2.6. Op 23 juli en 26 oktober 2004 heeft belanghebbende op grond van artikel 239 van het Communautair douanewetboek (hierna: CDW) om terugbetaling van de nagevorderde douanerechten verzocht.

2.7. Van 22 november 2004 tot en met 2 december 2004 heeft het anti-fraude bureau van de Europese Commissie (OLAF) in Bangladesh een onderzoek verricht naar een groot aantal Form A’s, waaronder de onder 2.5 genoemde Form A’s welke belanghebbende bij haar aangiften heeft overgelegd. Het van dit onderzoek opgemaakte missierapport is gedateerd 6 april 2005 en houdt onder meer in dat de Form A’s die belanghebbende bij de onderhavige aangiften ten invoer heeft overgelegd (en die vermeld staan in annex A) niet zijn afgegeven door de autoriteiten van Bangladesh en ongeldig zijn.

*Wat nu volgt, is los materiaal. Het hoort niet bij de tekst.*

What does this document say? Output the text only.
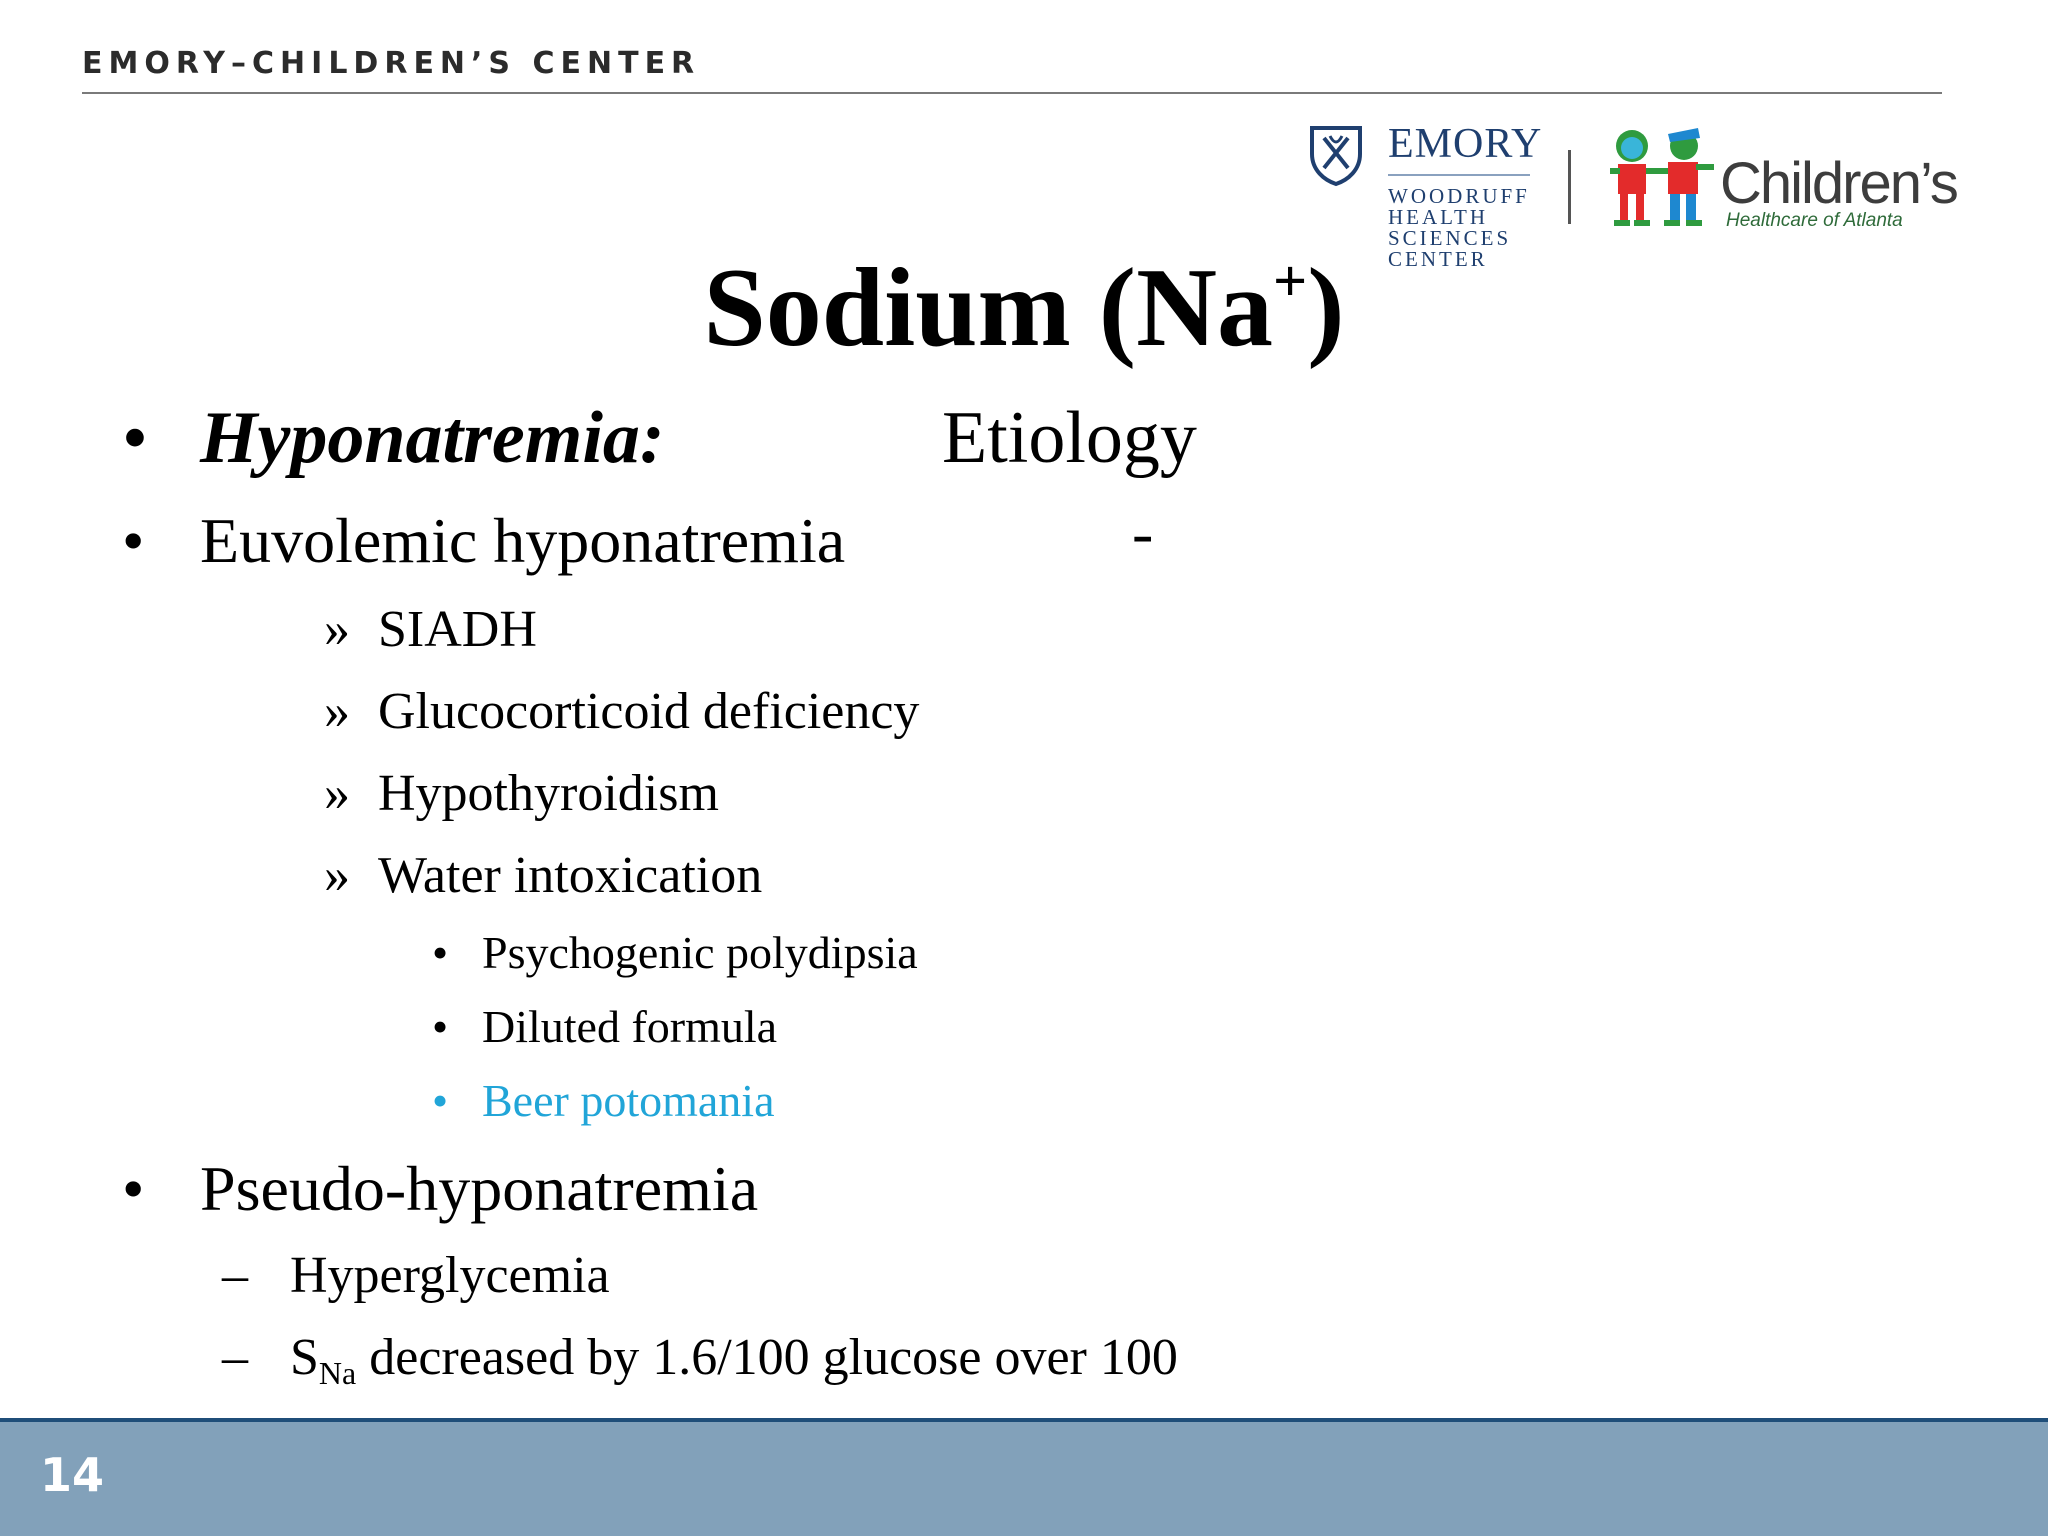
EMORY–CHILDREN’S CENTER
EMORY
WOODRUFF
HEALTH
SCIENCES
CENTER
Children’s
Healthcare of Atlanta
Sodium (Na+)
• Hyponatremia:	Etiology
• Euvolemic hyponatremia	-
» SIADH
» Glucocorticoid deficiency
» Hypothyroidism
» Water intoxication
• Psychogenic polydipsia
• Diluted formula
• Beer potomania
• Pseudo-hyponatremia
– Hyperglycemia
– $S_{Na}$ decreased by 1.6/100 glucose over 100
14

Het OLAF-rapport vermeldt onder meer:

“In almost every instance the exporters declare that the GSP Forms A were not applied for by them or their company representatives: that they had never exported or conducted business with the named European importers and that they had not produced the types of footwear described on the false GSP Forms A.

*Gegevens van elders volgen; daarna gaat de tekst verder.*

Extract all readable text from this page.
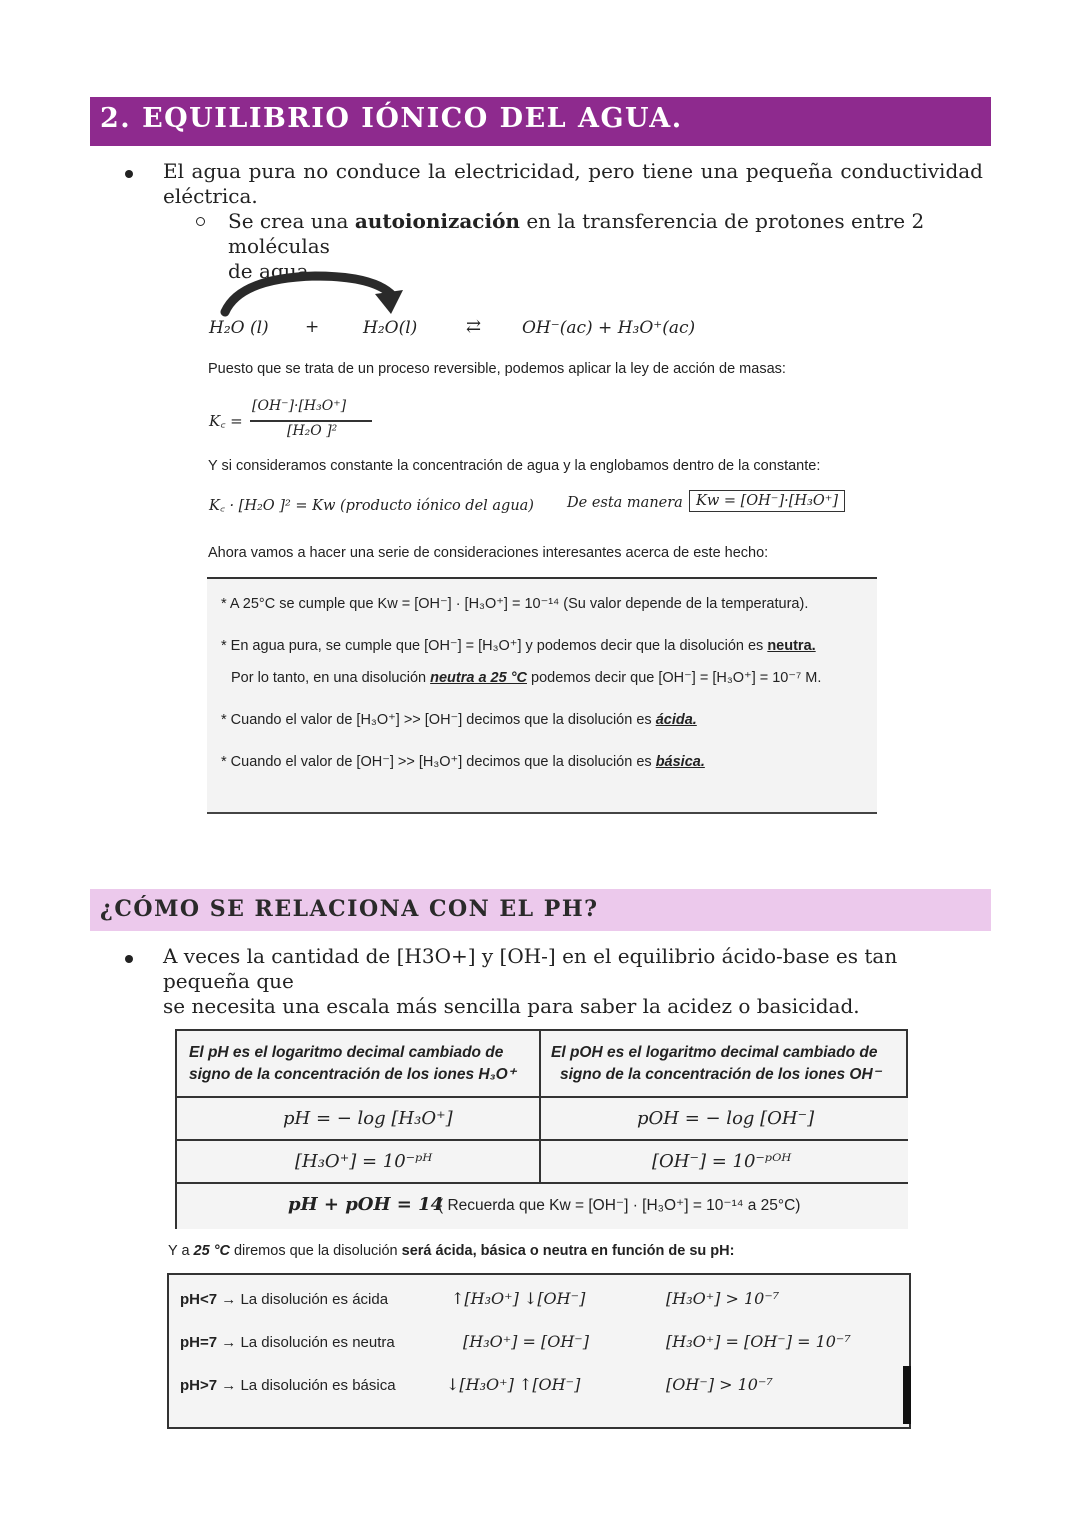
2. EQUILIBRIO IÓNICO DEL AGUA.
El agua pura no conduce la electricidad, pero tiene una pequeña conductividad
eléctrica.
Se crea una autoionización en la transferencia de protones entre 2 moléculas
de agua.
H₂O (l) +	H₂O(l)	⇄ OH⁻(ac) + H₃O⁺(ac)
Puesto que se trata de un proceso reversible, podemos aplicar la ley de acción de masas:
K꜀ =
[OH⁻]·[H₃O⁺]
[H₂O ]²
Y si consideramos constante la concentración de agua y la englobamos dentro de la constante:
K꜀ · [H₂O ]² = Kw (producto iónico del agua) De esta manera Kw = [OH⁻]·[H₃O⁺]
Ahora vamos a hacer una serie de consideraciones interesantes acerca de este hecho:
* A 25°C se cumple que Kw = [OH⁻] · [H₃O⁺] = 10⁻¹⁴ (Su valor depende de la temperatura).
* En agua pura, se cumple que [OH⁻] = [H₃O⁺] y podemos decir que la disolución es neutra.
Por lo tanto, en una disolución neutra a 25 °C podemos decir que [OH⁻] = [H₃O⁺] = 10⁻⁷ M.
* Cuando el valor de [H₃O⁺] >> [OH⁻] decimos que la disolución es ácida.
* Cuando el valor de [OH⁻] >> [H₃O⁺] decimos que la disolución es básica.
¿CÓMO SE RELACIONA CON EL PH?
A veces la cantidad de [H3O+] y [OH-] en el equilibrio ácido-base es tan pequeña que
se necesita una escala más sencilla para saber la acidez o basicidad.
El pH es el logaritmo decimal cambiado de
signo de la concentración de los iones H₃O⁺
El pOH es el logaritmo decimal cambiado de
signo de la concentración de los iones OH⁻
pH = − log [H₃O⁺]	pOH = − log [OH⁻]
[H₃O⁺] = 10⁻ᵖᴴ	[OH⁻] = 10⁻ᵖᴼᴴ
pH + pOH = 14
( Recuerda que Kw = [OH⁻] · [H₃O⁺] = 10⁻¹⁴ a 25°C)
Y a 25 °C diremos que la disolución será ácida, básica o neutra en función de su pH:
pH<7 → La disolución es ácida	↑[H₃O⁺] ↓[OH⁻]	[H₃O⁺] > 10⁻⁷
pH=7 → La disolución es neutra	[H₃O⁺] = [OH⁻]	[H₃O⁺] = [OH⁻] = 10⁻⁷
pH>7 → La disolución es básica	↓[H₃O⁺] ↑[OH⁻]	[OH⁻] > 10⁻⁷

The GSP Forms A presented at import into the Community relating to these exporters are listed at Annexes A and B to the Agreed Minute and have been declared invalid by the competent authorities.”

2.8. Op 7 november 2005 heeft een zienswijzegesprek plaatsgevonden naar aanleiding van de ingediende verzoeken om terugbetaling.

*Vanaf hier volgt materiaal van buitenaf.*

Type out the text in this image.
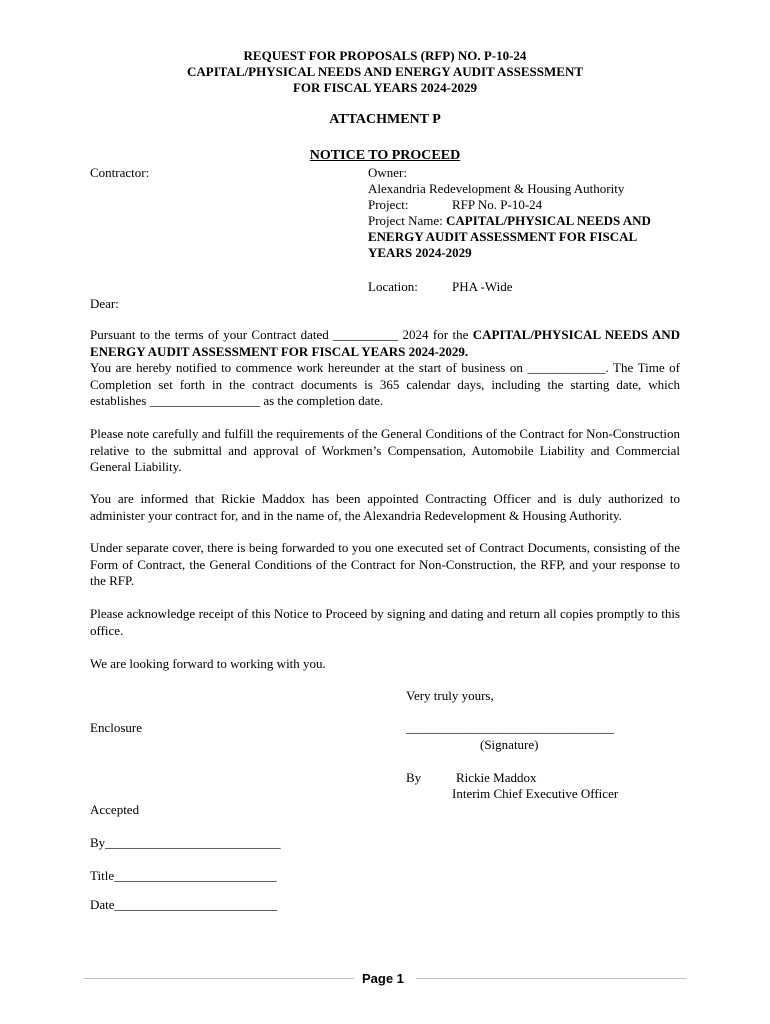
REQUEST FOR PROPOSALS (RFP) NO. P-10-24
CAPITAL/PHYSICAL NEEDS AND ENERGY AUDIT ASSESSMENT
FOR FISCAL YEARS 2024-2029
ATTACHMENT P
NOTICE TO PROCEED
Contractor:	Owner:
Alexandria Redevelopment & Housing Authority
Project:	RFP No. P-10-24
Project Name: CAPITAL/PHYSICAL NEEDS AND
ENERGY AUDIT ASSESSMENT FOR FISCAL
YEARS 2024-2029
Location:	PHA -Wide
Dear:
Pursuant to the terms of your Contract dated __________ 2024 for the CAPITAL/PHYSICAL NEEDS AND ENERGY AUDIT ASSESSMENT FOR FISCAL YEARS 2024-2029.
You are hereby notified to commence work hereunder at the start of business on ____________. The Time of Completion set forth in the contract documents is 365 calendar days, including the starting date, which establishes _________________ as the completion date.
Please note carefully and fulfill the requirements of the General Conditions of the Contract for Non-Construction relative to the submittal and approval of Workmen’s Compensation, Automobile Liability and Commercial General Liability.
You are informed that Rickie Maddox has been appointed Contracting Officer and is duly authorized to administer your contract for, and in the name of, the Alexandria Redevelopment & Housing Authority.
Under separate cover, there is being forwarded to you one executed set of Contract Documents, consisting of the Form of Contract, the General Conditions of the Contract for Non-Construction, the RFP, and your response to the RFP.
Please acknowledge receipt of this Notice to Proceed by signing and dating and return all copies promptly to this office.
We are looking forward to working with you.
Very truly yours,
Enclosure	________________________________
(Signature)
By	Rickie Maddox
Interim Chief Executive Officer
Accepted
By___________________________
Title_________________________
Date_________________________
Page 1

2.9. Bij de hiervoor onder 1.1 genoemde beschikking van 31 januari 2008 zijn de verzoeken afgewezen.

3. Geschil in hoger beroep

3.1. In geschil is of de voorwaarden voor een terugbetaling op de voet van artikel 239 CDW zijn vervuld, hetgeen de belanghebbende stelt doch de inspecteur bestrijdt.

Niet in geschil is dat, indien het Hof van oordeel is dat de voorwaarden van artikel 239 zijn vervuld, het dossier aan de Europese Commissie dient te worden voorgelegd op grond van art. 905, eerste lid, tweede streepje, van de Uitvoeringsverordening Communautair douanewetboek (hierna: UCDW).

3.2. Voor de standpunten van partijen wordt verwezen naar de gedingstukken, waaronder het proces-verbaal van het verhandelde ter zitting.

4. De overwegingen van de rechtbank

De rechtbank heeft ten aanzien van het geschil – voor zover in hoger beroep nog van belang – het volgende overwogen.

“Verzoek om terugbetaling, bijzondere situatie

4.6. Artikel 239 van het CDW voorziet in de mogelijkheid om voldane invoerrechten terug te betalen of kwijt te schelden. Blijkens de tekst van artikel 905, eerste lid, van de Toepassingsbepalingen Communautair Douanewetboek (hierna: TCDW) is terugbetaling of kwijtschelding afhankelijk van twee cumulatieve voorwaarden, namelijk het bestaan van een bijzondere situatie en de afwezigheid van frauduleuze handelingen of klaarblijkelijke nalatigheid van de zijde van de belanghebbende. Volgens vaste rechtspraak van het HvJ is sprake van een bijzondere situatie indien de belanghebbende zich in een uitzonderlijke positie bevindt ten opzichte van de andere marktdeelnemers die dezelfde activiteit verrichten (HvJ 25 februari 1999, zaak C-86/97, Trans-Ex-Import).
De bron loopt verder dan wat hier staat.